Mendoza was halfway around the world when he arrived at an epiphany.  Back in the States after apprenticing with Pettyjohn, "It suddenly dawned upon me," says Mendoza, " how I've always been taught that ceramics reflects the way people lived at a certain age and time- why they made their pots, burial jars and idols the way they did.  Knowing that pottery and culture are intertwined, I realized then that I would be lying to myself as an artist if I worked with clay in a place where I wasn't born. That's the reason I came back.

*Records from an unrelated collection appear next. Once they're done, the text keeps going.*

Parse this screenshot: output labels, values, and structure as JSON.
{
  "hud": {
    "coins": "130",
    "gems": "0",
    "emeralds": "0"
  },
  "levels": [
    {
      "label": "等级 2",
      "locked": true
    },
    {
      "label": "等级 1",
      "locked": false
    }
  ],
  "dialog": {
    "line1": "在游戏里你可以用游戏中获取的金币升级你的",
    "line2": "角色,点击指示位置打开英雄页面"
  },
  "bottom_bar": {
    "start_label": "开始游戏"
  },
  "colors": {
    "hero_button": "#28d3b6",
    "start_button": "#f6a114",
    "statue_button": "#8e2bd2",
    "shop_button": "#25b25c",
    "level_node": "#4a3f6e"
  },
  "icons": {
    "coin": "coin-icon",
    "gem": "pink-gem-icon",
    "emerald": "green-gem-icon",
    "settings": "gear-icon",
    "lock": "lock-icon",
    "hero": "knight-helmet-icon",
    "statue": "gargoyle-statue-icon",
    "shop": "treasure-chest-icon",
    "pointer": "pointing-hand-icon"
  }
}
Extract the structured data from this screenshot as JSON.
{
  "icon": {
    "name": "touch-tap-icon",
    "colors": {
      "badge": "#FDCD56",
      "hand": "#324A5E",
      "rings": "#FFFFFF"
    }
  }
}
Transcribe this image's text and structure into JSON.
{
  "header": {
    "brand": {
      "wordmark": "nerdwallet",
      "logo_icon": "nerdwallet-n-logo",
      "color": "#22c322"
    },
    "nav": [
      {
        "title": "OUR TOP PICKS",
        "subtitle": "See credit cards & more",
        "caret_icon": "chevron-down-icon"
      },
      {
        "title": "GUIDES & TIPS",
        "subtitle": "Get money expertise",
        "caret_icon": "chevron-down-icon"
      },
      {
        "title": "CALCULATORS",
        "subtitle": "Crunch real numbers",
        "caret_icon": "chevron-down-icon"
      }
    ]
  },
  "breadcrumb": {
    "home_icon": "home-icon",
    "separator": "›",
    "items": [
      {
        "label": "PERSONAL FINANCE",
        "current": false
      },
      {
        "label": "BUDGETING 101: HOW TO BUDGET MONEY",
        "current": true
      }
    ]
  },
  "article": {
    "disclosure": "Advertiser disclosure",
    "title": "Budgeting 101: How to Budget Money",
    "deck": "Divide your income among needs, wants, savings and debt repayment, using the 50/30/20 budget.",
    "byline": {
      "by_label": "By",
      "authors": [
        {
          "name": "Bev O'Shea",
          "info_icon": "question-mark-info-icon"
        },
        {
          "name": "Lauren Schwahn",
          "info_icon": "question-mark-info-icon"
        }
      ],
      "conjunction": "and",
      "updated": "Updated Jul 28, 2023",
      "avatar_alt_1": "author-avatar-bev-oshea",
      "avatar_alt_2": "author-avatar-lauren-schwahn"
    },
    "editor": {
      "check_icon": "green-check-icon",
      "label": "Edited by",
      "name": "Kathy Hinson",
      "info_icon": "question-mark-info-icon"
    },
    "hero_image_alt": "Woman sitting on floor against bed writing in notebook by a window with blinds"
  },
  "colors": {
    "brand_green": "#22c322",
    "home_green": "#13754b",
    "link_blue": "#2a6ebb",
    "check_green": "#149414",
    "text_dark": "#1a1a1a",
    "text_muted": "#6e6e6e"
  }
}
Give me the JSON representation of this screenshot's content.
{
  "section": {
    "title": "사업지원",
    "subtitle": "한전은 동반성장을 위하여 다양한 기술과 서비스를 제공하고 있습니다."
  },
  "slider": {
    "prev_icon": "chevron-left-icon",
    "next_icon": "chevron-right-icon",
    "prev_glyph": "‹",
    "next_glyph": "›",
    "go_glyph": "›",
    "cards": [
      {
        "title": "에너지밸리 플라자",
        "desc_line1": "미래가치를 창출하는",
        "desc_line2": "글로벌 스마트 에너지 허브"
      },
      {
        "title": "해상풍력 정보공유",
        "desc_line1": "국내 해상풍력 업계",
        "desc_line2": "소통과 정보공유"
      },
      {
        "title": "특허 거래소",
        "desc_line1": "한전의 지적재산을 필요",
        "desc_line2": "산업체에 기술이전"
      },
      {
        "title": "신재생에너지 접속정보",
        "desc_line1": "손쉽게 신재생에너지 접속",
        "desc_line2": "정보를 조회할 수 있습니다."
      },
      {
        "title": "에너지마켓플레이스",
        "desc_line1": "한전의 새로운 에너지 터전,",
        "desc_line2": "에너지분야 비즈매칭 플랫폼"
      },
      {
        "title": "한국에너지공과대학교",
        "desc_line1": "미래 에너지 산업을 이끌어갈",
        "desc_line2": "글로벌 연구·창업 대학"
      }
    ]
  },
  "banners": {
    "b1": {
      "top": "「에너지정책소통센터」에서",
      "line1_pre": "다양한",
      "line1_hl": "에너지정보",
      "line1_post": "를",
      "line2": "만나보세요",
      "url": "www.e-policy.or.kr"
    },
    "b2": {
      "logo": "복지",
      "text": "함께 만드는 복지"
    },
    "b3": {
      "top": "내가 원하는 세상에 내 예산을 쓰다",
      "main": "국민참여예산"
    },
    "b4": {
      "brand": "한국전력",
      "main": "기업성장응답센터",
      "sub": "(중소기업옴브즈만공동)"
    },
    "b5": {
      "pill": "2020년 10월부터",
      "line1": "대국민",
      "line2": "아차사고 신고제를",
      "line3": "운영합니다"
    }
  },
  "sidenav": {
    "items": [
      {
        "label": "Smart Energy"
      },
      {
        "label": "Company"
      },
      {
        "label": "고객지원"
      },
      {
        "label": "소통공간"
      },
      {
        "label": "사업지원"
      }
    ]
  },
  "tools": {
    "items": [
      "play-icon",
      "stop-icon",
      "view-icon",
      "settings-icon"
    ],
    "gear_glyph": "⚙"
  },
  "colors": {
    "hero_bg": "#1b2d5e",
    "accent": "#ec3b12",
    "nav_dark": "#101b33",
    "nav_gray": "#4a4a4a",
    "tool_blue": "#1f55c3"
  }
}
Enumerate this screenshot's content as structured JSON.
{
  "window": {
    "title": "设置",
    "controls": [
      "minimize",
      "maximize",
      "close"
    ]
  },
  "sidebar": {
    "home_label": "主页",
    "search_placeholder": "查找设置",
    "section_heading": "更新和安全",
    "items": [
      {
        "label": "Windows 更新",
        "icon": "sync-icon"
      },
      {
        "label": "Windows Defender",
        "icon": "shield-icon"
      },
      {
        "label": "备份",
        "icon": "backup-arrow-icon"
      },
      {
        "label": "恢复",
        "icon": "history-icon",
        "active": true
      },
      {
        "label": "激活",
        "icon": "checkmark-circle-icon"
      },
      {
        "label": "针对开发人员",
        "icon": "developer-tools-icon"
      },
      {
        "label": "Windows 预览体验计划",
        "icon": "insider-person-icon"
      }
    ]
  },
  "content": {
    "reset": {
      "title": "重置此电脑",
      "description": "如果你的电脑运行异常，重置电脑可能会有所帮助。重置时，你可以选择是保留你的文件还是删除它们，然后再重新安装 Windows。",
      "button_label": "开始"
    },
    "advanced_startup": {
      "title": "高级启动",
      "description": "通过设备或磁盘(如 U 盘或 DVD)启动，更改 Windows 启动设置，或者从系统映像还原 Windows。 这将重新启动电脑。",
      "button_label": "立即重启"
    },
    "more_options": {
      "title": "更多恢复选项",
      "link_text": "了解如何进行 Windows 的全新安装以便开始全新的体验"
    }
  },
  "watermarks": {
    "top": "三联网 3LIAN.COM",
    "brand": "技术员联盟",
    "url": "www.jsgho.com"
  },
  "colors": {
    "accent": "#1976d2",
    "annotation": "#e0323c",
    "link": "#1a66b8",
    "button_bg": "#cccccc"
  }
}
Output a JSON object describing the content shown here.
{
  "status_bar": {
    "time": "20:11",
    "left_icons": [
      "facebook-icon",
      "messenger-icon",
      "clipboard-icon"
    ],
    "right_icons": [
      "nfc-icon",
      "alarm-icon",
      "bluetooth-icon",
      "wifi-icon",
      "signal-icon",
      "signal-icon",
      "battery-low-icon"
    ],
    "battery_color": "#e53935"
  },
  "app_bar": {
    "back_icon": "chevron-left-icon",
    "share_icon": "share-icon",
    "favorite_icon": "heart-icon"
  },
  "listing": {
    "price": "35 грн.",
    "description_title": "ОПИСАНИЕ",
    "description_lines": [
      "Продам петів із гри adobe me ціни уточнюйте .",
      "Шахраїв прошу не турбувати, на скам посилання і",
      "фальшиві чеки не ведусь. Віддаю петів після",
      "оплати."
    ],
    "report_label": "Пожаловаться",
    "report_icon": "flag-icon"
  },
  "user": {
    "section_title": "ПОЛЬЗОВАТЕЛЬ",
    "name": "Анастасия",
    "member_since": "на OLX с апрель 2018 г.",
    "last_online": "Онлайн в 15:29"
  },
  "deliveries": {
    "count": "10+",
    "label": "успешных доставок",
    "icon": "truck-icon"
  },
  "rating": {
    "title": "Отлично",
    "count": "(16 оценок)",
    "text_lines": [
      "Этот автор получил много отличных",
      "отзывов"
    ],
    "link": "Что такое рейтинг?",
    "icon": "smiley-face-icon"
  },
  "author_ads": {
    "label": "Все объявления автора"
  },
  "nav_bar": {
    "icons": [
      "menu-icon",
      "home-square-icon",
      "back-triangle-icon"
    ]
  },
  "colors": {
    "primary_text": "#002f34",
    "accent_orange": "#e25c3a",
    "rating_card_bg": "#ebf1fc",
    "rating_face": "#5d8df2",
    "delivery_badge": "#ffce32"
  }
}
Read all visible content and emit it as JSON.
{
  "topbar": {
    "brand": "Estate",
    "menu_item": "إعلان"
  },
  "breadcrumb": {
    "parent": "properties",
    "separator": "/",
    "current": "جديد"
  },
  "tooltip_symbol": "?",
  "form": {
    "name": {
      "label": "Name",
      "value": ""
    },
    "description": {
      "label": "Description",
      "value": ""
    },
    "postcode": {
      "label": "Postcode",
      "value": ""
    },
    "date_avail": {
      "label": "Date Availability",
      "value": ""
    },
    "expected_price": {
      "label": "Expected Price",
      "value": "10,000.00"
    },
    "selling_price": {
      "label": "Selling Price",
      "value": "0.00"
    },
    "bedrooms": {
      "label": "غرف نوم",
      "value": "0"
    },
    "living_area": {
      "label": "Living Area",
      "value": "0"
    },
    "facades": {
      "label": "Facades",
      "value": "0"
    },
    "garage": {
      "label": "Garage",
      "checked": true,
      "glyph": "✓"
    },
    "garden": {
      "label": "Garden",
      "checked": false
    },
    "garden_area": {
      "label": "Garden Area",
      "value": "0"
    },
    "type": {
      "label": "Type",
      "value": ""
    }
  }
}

To find my culture."

Mendoza, in fact, would find more than his culture upon his return; he found a home, setting up a school with Pettyjohn in Greenbelt, Makati in November 1999, and a studio with a gas fire kiln in Makiling, Laguna, where he resides.  Today, the young potter teaches twice weekly in Makati and on Sundays since October, at the prestigious Makiling School of the Arts.  "I still have a lot to learn," says Mendoza who also offered the pottery course in UP.  "But I know enough to teach kids to open their minds about the possibility that pottery may be the art for them.  Don't leave your options to just painting, sculpture, metal or wood.  Give this a chance and see what clay can do for you."

Tattoos streaming from his arms up to his fingers suggest a tough, rebel streak.  But Mendoza, nephew of famed Floral Architect of the Philippines Rachy Cuna, is actually a gentle soul who leans towards wholesome, outdoor activities.  He plays basketball and badminton, walks his two Rottweilers, and likes to go on long drives whenever he needs breathing space from work.  He also likes to listen to Pinoy rock (Bamboo and Kapatid are on his playlist) and used to hang around a lot with bands.  But those days are over since "it kind of messes up my schedule at work."

Shrugs Mendoza, who speaks with an American twang:  "Ganoon, eh, that's all i do.  I don't drink and i don't go to bars.  My life revolves around pottery.  It sounds sad," he observes with a laugh, "but actually it's not."

The element of surprise is what piques this potter's interest; the irony that no matter how much control you exercise over the clay, the final results are almost always, literally out of your hands.  Surveying his stoneware pieces, the would-be chef who walked into a pottery class nine years ago says, "Nothing here has been set in stone in my mind before it was made.  Zero.  In pottery, you have to respect the fire and the way the clay behaves.  You also have to be very patient and forgiving of your medium.  Of course, you're always hoping that things work out the way you want it.  But when it doesn't, you just have to accept it as neither bad nor good."

Reflects Mendoza:  "That's the high that you never lose.  Whenever I feel drained from work, I open up my kiln and I'm reminded of why I am here."